Here's some crazy garden eels. They look like little wormy snakes or something. They like to fight. They're fun.

Here's a cthulhu fish. He likes to eat souls. You'll want to be wary of him.

Here's some crazy jellyfish wannabes. They're kind of creepy.

But not as creepy as this mofo. This dude haunts my nightmares. This thing is HUGE, too. Bigger than our cat, Evil, and bigger than some dogs. They can grow to the size of cars. I swear I heard that somewhere. I wouldn't go swimming in the Japanese ocean, if I were you.

He's coming for you, Barbara....

Here's some sharks they let you touch. Your hand smells like the ocean afterwards.

Here's some rays they let you touch. Your hand smells like the ocean afterwards.

They even put fish in the friggin' ceiling at this place. Don't jump.

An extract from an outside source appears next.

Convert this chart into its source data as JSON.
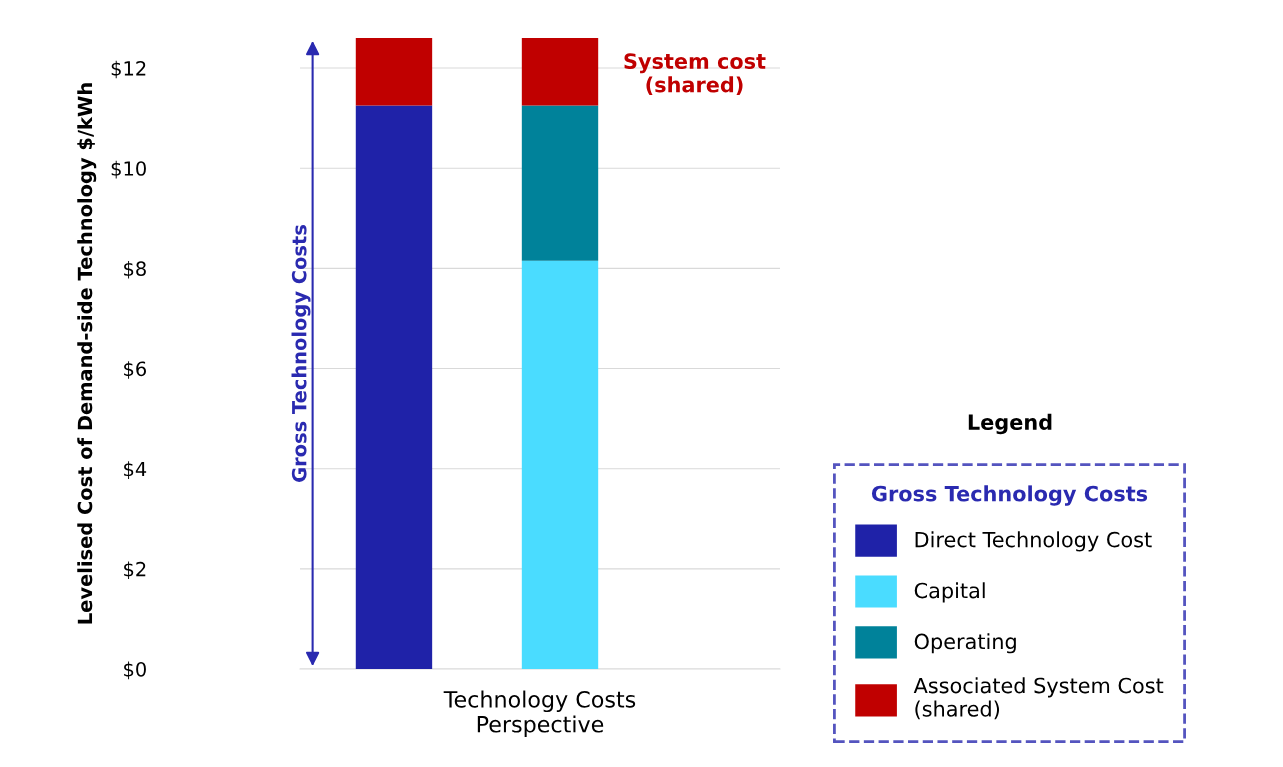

Here's a moodily lit catfish. He likes to eat mousefish. (They don't exist.)

Here's a beluga whale. He's belugaey.

Here's some African penguins. Yes, Africa has penguins. So there. They'll mess you up, watch out.

Here's a sea otter. He's cute. And sleepy.

Here's a hammerhead shark. He makes no sound.

Here's me with some rays in the tube again. They have a lot of rays. They hang out in gangs.

Here's more zebra sharks. They're sleepy, too.

Here's the big-ass window from far back. Remember how big I said those whale sharks were...?

Yeah, it's pretty damn big.

The otter woke up. He's playing peekaboo.

Here's Valerie with a plastic whale. There were whaley boys in there. Only one person will get that joke, and she's sitting beside me as I type this.

Here's Atlanta at night. Looks less depressing in the evening times, yes?

So that was our trip. And the pictures from our trip. Hope that it was illuminating for you.